Methods: Three independent approaches were utilized to measure the activity of the tumor-intrinsic NLRP3-HSP70 signaling pathway in 60 advanced melanoma patients undergoing either pembrolizumab or nivolumab monotherapy: 1. baseline week 0 plasma HSP70 levels were measured by ELISA, 2. germline PCR-based genotyping was performed to detect the single-nucleotide polymorphism (SNP), rs12239046, previously associated with enhanced NLRP3 expression, 3. PCR-based proximity ligation assay (PLA) analysis targeting the NLRP3-ASC proteins in baseline formalin-fixed paraffin-embedded tumor tissue specimens. Detection of the rs12239046 SNP was correlated with progression-free survival (PFS) while plasma HSP70 and NLRP3-ASC PLA levels were correlated with objective response (OR) based on RECIST1.1 assessment of week-12 CT imaging as well as PFS and overall survival (OS).
 
Results: Our studies demonstrate that elevated baseline plasma HSP70 levels (P=0.0008) and elevated baseline tissue NLRP3-ASC PLA levels (P=0.0014) independently correlate with resistance to anti-PD-1 immunotherapy (ICI) based on week-12 OR in melanoma patients. Importantly, melanoma patients developing disease hyperprogression in response to ICI exhibited elevations in baseline plasma HSP70 levels (P=&lt;0.0001) and baseline tissue NLRP3-ASC PLA levels (P=&lt;0.0001) relative to patients with week-12 disease progression.
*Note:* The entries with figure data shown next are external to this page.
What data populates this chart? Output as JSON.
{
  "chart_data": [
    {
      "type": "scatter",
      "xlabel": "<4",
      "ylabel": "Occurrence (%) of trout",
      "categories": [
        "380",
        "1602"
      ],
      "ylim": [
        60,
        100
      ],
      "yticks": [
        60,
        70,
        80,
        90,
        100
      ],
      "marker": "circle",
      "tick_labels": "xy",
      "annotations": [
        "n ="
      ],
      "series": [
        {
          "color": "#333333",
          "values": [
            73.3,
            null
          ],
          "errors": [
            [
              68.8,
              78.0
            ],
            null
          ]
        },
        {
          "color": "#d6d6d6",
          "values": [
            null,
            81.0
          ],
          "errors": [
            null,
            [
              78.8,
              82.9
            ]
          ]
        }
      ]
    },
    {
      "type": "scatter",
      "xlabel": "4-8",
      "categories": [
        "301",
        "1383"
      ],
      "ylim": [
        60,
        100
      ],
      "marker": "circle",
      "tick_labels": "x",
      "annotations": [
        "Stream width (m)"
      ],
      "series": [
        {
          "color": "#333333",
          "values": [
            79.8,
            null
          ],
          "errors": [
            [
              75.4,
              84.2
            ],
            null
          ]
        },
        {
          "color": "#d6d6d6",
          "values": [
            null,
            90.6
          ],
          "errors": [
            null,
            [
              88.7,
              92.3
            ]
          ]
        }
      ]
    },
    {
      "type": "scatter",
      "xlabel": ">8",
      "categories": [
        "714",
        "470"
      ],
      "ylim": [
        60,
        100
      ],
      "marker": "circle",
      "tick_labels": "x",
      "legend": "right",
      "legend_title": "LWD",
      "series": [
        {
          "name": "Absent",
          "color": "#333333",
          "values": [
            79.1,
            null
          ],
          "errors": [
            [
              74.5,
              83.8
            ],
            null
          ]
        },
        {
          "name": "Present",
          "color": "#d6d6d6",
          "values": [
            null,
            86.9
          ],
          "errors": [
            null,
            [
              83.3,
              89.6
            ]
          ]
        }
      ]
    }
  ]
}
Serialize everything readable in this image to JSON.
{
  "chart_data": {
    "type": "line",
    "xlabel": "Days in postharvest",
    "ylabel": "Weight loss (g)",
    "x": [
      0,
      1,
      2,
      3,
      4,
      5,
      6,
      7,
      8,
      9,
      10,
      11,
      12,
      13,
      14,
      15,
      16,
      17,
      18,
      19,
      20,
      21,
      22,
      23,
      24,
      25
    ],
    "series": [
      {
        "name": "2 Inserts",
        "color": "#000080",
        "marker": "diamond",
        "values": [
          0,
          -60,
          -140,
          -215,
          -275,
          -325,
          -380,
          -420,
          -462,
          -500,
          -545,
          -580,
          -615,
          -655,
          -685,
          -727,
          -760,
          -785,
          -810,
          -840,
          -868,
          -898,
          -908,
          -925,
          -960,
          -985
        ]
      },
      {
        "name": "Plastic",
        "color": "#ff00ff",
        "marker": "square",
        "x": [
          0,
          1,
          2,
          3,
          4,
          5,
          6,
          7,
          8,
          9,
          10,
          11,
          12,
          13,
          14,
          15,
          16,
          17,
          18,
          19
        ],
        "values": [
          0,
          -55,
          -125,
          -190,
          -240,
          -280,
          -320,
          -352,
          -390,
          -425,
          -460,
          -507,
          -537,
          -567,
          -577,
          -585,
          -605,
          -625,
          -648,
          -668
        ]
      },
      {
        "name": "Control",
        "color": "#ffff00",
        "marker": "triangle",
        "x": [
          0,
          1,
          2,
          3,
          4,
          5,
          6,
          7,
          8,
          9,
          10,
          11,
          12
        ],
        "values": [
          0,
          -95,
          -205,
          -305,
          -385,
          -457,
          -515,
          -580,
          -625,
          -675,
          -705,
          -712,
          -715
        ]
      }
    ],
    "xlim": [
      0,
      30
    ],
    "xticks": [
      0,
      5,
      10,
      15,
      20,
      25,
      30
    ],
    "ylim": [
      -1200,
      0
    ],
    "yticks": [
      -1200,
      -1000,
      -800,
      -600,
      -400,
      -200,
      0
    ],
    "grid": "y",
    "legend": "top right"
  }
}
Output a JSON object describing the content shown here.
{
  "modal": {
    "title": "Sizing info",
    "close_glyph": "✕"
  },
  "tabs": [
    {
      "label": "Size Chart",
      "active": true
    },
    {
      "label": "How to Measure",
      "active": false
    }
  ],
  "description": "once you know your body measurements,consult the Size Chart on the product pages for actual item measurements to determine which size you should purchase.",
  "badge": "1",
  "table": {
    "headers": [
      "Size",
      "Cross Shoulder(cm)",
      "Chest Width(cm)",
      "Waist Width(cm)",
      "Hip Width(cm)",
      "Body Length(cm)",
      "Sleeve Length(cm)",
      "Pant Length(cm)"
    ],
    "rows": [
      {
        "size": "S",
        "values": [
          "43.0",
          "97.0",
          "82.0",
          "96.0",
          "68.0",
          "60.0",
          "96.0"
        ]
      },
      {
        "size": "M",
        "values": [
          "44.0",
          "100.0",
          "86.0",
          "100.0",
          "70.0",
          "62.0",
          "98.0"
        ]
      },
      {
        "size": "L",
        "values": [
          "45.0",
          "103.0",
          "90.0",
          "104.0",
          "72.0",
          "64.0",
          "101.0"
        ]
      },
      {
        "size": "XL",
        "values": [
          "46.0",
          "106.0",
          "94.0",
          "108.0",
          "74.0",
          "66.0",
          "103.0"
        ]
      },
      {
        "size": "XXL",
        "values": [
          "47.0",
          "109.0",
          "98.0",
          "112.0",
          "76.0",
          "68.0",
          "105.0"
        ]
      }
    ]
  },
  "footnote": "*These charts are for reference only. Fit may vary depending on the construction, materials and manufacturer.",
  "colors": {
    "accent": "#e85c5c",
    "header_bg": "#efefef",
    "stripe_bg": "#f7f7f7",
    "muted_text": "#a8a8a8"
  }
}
Above median baseline tissue NLRP3-ASC PLA levels were determined to correlate with both inferior PFS (HR 0.12, P=0.0008) and OS (HR 0.16, P=0.0456) in advanced melanoma patients undergoing ICI. Germline PCR detection of the rs12239046 SNP was found to be associated with elevated plasma HSP70 levels and trended toward a correlation with inferior PFS (HR 0.50, P=0.07).
 
Conclusion: Baseline markers of the tumor-intrinsic NLRP3-HSP70 signaling pathway correlate with resistance and disease hyperprogression in melanoma patients undergoing anti-PD-1 immunotherapy. These data strongly support the important role of the tumor-intrinsic NLRP3 inflammasome in regulating responses to anti-PD-1 therapy and verify its relevance as a pharmacologic target to enhance immunotherapy efficacy. Expanded studies are warranted to confirm these findings in a larger patient cohort.